Не только запрещен и вдребезги разбит жестокими проработками, но и физически уничтожен (в единственной копии, то ли смытой, то ли сожженной; восстановить его контур в монтаже стоп-кадров удалось только по чудом сохранившимся срезкам) был второй фильм Эйзенштейна о деревне Бежин луг (1935). В основу этой деревенской трагедии был положен реальный факт гибели пионера Павлика Морозова на Урале в разгар коллективизации. Хотя обстоятельства убийства мальчика, будто бы донесшего на собственного отца-кулака местным властям и ставшего жертвой мщения его подручных, были смутны с самого начала и так и не раскрыты до конца впоследствии, Павлик стал национальным советским героем.



Бежин луг, фильм Сергея Эйзенштейна


В фильме мальчика звали Степок. Криминальная история, поиски виновных, злободневность и классовый конфликт Эйзенштейна, по сути, не интересовали. Для него это снова была русская деревня Старого и нового, щемящая болью, сохраненная в душе. И, наверное, собственная личная тема, она же вечная тема «отец и сын». Воображение художника уводило жестокие советские драмы далеко к библейской Книге Бытия, в пустыни Филистимские, где Авраам раскладывал костер, чтобы принести в жертву любимого сына Исаака по велению Божию.

Но при всей философской умозрительности, сказавшейся на концепции фильма, стилистика его была классически проста, прозрачна, поэтична. Атмосфера тургеневских мест, куда перенесено действие фильма Бежин луг (по названию знаменитого рассказа), воссоздавалась во всей красоте и прелести среднерусской природы. Спокойные ясные кадры цвета кованого серебра были пронизаны светом, искрились солнцем. Даже по срезкам, кускам пленки, которые или дублировали вошедшее в смонтированную ленту, или остались вне фильма, видно, какой шедевр был уничтожен. Обвинением картине стал пресловутый «формализм», кампания против которого разгоралась и дошла к середине 1930-х до своего апогея, – под «формализм» подпадало все то, что не вмещалось в навязанные рамки соцреализма.
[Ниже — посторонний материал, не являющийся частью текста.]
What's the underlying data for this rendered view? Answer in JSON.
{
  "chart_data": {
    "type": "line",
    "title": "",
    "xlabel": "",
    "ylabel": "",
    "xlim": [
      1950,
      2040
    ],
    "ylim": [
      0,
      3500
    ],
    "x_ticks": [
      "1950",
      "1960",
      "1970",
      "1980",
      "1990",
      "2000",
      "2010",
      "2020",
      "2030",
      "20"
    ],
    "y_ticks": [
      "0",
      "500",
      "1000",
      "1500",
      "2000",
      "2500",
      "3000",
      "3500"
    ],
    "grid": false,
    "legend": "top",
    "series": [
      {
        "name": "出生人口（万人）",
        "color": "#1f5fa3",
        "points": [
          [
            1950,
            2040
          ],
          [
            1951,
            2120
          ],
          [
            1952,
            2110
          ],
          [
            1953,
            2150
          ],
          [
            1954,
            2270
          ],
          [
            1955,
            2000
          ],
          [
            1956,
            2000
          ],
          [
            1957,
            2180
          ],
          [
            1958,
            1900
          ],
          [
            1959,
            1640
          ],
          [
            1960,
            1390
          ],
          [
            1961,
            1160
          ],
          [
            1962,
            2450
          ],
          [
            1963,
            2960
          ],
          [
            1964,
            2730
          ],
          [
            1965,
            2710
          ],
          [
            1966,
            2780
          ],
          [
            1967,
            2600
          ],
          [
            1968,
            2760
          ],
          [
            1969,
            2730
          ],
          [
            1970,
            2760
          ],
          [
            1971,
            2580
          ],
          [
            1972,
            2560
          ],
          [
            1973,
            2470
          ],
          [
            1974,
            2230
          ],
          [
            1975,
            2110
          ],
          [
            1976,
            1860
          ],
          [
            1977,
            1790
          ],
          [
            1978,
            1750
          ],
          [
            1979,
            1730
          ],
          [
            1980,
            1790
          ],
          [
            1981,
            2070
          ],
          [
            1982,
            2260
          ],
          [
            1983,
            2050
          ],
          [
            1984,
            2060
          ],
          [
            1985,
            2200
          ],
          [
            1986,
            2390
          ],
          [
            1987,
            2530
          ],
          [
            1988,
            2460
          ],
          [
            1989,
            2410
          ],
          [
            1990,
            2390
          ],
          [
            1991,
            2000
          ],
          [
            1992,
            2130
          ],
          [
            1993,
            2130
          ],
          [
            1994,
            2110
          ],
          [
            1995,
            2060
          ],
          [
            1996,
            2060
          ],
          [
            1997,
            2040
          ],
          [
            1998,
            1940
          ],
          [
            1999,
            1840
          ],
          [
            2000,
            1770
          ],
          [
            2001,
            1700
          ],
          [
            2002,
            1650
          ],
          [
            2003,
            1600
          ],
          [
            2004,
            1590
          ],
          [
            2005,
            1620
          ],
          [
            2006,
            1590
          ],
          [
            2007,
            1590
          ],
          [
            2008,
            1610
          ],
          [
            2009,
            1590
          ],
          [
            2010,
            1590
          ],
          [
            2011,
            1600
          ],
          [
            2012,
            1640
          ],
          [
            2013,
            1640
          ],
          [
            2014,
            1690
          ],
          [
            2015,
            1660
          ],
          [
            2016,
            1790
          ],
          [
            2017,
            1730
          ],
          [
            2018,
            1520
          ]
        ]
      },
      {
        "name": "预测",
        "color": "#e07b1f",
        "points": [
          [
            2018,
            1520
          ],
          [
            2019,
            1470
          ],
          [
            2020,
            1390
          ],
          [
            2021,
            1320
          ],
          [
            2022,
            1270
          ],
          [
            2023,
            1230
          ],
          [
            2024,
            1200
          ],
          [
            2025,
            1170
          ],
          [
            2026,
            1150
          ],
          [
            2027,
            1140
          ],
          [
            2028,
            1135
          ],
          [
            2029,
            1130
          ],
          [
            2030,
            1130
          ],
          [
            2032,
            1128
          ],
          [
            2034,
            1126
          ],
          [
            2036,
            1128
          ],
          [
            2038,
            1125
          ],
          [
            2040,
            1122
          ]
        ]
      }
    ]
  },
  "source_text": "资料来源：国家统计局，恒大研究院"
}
Разгром Бежина луга, когда Эйзенштейну пришлось «каяться» в своих «ошибках», неприкрытые гонения, видимо, показались властям опасными для репутации страны в глазах западной интеллигенции, для которой престиж Эйзенштейна был незыблем. И в отношении к нему делается крутой поворот. Разруганному и гонимому поручают правительственный заказ – фильм об Александре Невском, собирателе русских земель, полководце, разбившем войско тевтонских псов-рыцарей на льду Чудского озера. Прозрачная конъюнктурность сценария официозного Павла Павленко никого не обманывала: речь шла о силе русского оружия в предвестии возможной войны.



Александр Невский, фильм Сергея Эйзенштейна


Эйзенштейн со своими великими коллегами и единомышленниками, композитором Сергеем Прокофьевым и оператором Эдуардом Тиссэ, создали экранную фреску, которая вошла в сокровищницу мирового кино.

И, наконец, последний трагический узор биографии – Иван Грозный: первая серия (1945) – Сталинская премия 1-й степени; вторая серия – разгром в постановлении ЦК от 1947 года, запрет, выпуск в прокат лишь в 1958-м, в «оттепель»; третья серия (замысел) – закрытие съемок. Об этом фильме – лебединой песне Эйзенштейна – в главе 5.

Красота революционного эпоса

Рядом с Эйзенштейном принято ставить его современников – Пудовкина и Довженко. Не изменим же этому обычаю. Тем более что судьбы этих великих художников действительно параллельны и в радости, и в печали, в хвале и в хуле. При всех различиях индивидуальности, склада характера, традиций, все трое – такие несходные – фатально движутся в едином магистральном направлении, синхронно намечая, проходя и минуя определенные стадии пути советского кино.

В 1920-х – это магистраль революционного эпоса. Рядом со Стачкой, Броненосцем «Потемкин», Октябрем Эйзенштейна встают Мать (1926), Конец Санкт-Петербурга (1927), Потомок Чингисхана (1928) Пудовкина и – чуть позже – Звенигора (1928), Арсенал (1929) Довженко. Параллель между деревенским Старым и новым Эйзенштейна и деревенской Землей Довженко тоже напрашивается.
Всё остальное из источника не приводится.